Человек в фетровой шляпе повернулся и, как ему ни было досадно, оставил окно и медленно отошел, засунув руки в карманы.
— Руки в карманах разрешается держать сколько угодно, — сказал ему вслед рабочий.
Человек в фетровой шляпе вернулся. Разве он не волен стоять и смотреть? За это не сажают в тюрьму и не берут денег. И он встал рядом с рабочим, и глаза его снова заискрились. Рабочий смотрел на окорок, и розовое мясо стояло перед ним каждой белой жилкой, каждой каплей жира. Он плюнул.
— Вот это и есть кризис.
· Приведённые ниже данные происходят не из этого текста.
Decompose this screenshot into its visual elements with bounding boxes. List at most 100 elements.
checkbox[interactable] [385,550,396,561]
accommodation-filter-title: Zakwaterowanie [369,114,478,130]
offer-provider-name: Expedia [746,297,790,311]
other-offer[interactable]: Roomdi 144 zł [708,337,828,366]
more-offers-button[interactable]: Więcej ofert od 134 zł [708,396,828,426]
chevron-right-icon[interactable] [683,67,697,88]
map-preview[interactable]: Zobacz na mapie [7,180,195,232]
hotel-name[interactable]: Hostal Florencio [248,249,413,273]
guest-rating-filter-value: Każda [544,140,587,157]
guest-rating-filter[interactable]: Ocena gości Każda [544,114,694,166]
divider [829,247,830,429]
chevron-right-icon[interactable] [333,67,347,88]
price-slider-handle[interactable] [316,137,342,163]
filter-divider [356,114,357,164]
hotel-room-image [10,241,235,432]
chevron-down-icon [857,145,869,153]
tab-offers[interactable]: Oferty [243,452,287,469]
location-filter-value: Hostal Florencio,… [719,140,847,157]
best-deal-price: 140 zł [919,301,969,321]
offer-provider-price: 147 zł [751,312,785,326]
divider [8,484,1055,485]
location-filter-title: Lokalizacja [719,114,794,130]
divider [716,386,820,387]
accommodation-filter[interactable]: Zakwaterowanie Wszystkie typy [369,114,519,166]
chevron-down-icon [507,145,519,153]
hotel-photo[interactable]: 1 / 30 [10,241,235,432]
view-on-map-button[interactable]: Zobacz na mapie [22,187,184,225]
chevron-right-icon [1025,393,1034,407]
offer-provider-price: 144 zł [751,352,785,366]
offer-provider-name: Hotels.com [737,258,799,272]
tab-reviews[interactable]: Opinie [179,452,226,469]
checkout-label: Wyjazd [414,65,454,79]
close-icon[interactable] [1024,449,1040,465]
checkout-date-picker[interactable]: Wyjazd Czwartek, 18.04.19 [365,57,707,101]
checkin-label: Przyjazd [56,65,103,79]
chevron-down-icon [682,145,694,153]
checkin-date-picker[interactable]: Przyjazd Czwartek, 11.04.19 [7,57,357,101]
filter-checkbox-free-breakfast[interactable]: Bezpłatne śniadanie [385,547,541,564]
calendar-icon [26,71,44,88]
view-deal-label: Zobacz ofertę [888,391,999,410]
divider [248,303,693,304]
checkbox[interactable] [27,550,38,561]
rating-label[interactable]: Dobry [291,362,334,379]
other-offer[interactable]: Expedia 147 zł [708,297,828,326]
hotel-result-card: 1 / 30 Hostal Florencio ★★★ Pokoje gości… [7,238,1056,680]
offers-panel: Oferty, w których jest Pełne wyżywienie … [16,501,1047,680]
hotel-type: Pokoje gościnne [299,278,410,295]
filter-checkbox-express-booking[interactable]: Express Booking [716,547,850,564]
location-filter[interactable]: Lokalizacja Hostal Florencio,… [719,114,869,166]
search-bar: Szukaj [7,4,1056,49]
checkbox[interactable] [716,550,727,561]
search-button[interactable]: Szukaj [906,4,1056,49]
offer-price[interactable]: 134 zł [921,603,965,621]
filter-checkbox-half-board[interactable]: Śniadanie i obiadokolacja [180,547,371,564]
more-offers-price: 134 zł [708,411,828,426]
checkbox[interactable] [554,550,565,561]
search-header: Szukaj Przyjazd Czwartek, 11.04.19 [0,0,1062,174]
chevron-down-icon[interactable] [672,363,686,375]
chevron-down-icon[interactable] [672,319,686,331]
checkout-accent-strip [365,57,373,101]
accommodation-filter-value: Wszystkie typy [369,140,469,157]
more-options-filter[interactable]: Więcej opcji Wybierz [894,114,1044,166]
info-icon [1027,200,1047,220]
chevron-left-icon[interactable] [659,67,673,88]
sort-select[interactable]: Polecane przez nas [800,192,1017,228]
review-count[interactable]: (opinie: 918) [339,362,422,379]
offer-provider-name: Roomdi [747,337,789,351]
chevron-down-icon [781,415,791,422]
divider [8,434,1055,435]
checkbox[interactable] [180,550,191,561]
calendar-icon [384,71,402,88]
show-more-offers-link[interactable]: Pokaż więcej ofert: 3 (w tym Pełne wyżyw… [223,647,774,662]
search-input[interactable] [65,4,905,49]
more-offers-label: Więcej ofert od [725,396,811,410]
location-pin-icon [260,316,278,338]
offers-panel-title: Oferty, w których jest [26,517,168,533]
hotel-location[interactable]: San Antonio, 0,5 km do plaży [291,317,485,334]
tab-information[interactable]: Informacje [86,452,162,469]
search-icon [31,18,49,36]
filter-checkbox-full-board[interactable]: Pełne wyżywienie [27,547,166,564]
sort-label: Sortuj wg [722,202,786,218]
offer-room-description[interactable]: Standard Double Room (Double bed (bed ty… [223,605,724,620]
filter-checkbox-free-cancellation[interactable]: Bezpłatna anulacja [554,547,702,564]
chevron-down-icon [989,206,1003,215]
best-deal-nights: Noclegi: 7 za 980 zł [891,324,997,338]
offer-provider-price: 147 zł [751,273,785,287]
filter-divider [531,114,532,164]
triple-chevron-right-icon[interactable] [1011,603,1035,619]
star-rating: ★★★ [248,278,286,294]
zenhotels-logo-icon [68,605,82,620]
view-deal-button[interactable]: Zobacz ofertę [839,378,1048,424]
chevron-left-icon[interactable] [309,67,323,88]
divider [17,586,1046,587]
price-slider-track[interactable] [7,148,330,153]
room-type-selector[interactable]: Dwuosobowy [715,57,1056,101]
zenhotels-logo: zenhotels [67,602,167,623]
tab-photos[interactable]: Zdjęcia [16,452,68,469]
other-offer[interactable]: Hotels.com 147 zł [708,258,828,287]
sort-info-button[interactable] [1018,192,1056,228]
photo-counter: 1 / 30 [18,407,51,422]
Это не для тебя и не для меня, товарищ! Для кого же это?
Человек в фетровой шляпе решил, что это уже слишком.
Приказчики стояли на улице перед окном и махали руками в блестящих нарукавниках. В белоснежных халатах они напоминали заклинателей, от которых сбежал дух. Никто не знал, как это случилось.
— Прошлую неделю было то же самое.
— В северном районе они разгромили лавку три дня тому назад.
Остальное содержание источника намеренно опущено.